Mother Nature - Don’t let inclement weather stop you in your tracks. By dressing appropriately, running in the rain or cold can be an exhilarating experience. Also realize that the Bridge Run will go on as scheduled, rain or shine, yet another reason to learn to face the elements!

Self-Doubt and Anxiety – The best way to combat these stressors is to make sure that you get those training runs completed. Knowing that you have trained properly increases self-confidence. Use mental strategies like visualization (seeing yourself in your mind’s eye cross the finish line) and self-talk (telling yourself during times when your motivation to run is low, that you will enjoy the race by training properly).

Be Resourceful – There are numerous ways to create and maximize training opportunities:- Will your boss let you come into work later in the morning to run if you make up the time at the end of the day? Can you run during lunch?- Can your spouse or kids help with chores around the house?- Can your kids join you while training? Examples: You can use a baby jogger, kids can ride their bikes, run on a treadmill while kids watch TV, etc.

Training Partner - Finding a friend to train with is both fun and motivating. Be sure that their pace closely matches yours. And above all, if they become a no-show, run anyway.

Reward Yourself – Treat yourself to a special reward (a new running outfit, massage, dinner at a nice restaurant, etc.) for accomplishing short-term goals along the way. By Art Liberman

Sunday, November 05, 2006

On the Surface

Treat your feet by avoiding rock-hard surfaces like concrete sidewalks; aim instead for grass or dirt trails. Find surfaces where the ground will absorb more shock, instead of passing it along to your legs, but try to be consistent. A sudden change to a new running surface can itself be a cause of injury. From Cool Running

Thursday, November 02, 2006

Running Movies

Here are some movies you can see if they have at your local Video store. They will help you get motivated and stay motivated to run. Take a look.... and enjoy!

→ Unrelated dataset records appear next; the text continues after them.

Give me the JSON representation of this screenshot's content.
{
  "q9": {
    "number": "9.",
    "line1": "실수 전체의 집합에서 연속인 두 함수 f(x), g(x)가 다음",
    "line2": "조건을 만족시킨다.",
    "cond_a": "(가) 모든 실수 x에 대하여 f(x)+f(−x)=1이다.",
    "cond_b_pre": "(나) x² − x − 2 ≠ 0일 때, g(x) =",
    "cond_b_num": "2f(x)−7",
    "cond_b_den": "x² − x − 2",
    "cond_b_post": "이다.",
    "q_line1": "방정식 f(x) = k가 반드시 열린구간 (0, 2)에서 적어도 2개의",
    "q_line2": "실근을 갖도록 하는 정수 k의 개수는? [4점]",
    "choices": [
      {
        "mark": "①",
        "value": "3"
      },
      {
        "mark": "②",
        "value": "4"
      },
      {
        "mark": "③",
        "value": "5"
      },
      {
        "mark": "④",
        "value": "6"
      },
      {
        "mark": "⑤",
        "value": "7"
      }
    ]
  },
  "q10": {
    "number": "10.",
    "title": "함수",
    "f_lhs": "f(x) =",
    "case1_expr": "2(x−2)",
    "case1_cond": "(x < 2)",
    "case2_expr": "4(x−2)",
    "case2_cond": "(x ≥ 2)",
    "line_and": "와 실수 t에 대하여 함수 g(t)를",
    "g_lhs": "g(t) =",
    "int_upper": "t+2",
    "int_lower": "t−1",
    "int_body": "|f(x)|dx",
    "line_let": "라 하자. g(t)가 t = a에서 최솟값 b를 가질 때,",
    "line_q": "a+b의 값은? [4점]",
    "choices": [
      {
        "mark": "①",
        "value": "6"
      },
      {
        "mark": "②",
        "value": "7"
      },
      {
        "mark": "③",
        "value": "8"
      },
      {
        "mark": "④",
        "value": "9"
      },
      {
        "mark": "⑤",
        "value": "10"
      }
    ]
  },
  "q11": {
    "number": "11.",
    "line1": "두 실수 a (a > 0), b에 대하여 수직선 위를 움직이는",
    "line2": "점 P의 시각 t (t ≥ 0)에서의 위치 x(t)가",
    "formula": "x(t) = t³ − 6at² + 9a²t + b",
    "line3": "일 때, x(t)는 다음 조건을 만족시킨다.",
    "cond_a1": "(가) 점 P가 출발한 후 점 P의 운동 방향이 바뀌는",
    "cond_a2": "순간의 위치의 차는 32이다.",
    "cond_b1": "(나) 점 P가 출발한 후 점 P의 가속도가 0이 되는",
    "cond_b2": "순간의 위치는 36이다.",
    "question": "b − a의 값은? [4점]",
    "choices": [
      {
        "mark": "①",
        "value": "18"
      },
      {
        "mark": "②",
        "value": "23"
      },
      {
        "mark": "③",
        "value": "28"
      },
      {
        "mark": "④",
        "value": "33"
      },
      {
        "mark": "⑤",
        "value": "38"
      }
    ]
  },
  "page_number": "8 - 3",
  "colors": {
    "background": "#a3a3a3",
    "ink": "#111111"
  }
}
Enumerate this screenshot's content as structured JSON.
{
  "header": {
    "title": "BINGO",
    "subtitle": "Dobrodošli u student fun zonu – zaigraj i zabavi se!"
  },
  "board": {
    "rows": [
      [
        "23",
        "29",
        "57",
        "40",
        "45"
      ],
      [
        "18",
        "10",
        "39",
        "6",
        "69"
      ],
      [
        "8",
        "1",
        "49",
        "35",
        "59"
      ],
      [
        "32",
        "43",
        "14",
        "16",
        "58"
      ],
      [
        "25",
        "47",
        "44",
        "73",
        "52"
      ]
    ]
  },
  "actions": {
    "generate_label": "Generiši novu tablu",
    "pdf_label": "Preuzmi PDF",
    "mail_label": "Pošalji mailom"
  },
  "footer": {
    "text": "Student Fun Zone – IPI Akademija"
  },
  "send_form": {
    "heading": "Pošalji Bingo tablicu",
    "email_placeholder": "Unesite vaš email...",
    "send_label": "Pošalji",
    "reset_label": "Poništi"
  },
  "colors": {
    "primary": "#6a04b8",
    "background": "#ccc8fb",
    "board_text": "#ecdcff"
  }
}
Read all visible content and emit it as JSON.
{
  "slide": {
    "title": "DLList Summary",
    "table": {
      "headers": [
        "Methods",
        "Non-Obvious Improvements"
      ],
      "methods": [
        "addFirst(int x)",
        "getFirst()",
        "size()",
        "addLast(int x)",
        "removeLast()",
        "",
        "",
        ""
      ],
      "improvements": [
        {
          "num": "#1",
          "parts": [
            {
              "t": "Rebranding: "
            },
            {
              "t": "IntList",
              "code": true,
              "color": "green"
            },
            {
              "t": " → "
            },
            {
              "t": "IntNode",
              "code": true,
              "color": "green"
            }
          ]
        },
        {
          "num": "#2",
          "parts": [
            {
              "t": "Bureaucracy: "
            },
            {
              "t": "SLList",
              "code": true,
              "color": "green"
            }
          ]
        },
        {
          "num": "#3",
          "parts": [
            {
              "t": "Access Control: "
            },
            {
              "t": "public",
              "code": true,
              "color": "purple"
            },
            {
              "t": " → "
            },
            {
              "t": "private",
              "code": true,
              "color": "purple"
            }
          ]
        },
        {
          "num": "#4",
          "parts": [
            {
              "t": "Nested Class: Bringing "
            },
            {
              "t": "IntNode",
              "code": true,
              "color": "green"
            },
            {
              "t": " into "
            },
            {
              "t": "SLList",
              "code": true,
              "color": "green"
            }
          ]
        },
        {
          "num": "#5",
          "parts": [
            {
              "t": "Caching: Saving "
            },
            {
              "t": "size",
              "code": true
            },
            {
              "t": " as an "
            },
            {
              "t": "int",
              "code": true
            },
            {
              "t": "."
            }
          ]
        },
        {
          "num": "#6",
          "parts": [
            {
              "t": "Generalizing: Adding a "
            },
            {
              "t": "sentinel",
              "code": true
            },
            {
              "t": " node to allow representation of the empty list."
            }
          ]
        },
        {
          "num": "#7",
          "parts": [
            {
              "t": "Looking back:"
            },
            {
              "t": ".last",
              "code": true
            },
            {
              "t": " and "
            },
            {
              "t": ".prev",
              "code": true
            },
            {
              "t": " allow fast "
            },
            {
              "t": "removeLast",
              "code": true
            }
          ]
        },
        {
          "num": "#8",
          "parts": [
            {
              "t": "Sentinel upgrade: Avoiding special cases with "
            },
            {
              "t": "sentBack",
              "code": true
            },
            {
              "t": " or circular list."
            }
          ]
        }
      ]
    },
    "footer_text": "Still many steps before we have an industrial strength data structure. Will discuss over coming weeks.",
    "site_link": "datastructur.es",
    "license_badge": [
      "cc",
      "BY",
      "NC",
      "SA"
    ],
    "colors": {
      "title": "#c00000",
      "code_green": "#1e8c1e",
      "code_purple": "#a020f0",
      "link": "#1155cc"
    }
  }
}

Without Limits is a movie about the running life of Steve Prefontaine (a.k.a. Pre). Pre is known to many as the best American distance runner ever. This movie shows why. The records he broke are one thing, but his spirit and willingness to lay it all on the line every race is another. Starring Billy Crudup as Prefontaine and Donald Sutherland as legendary coach Bill Bowerman, this is a great, entertaining movie about the life of Pre.

Prefontaine is another film that provides a look into the running life of Steve Prefontaine. Much like Without Limits, this movie is entertaining and inspiring. Both are excellent and a must see for anyone who enjoys running movies.

Chariots of Fire is considered by many to be the greatest running movie of all time. Winner of the 1981 Academy Award for Best Picture, this film is a true story of two Olympic runners who won gold in the 1924 Olympics.

Running Brave is the story of Billy Mills, an American Indian and winner of the 10,000 meters at the 1964 Olympics. The win is considered to be one of the biggest upsets in Olympic history.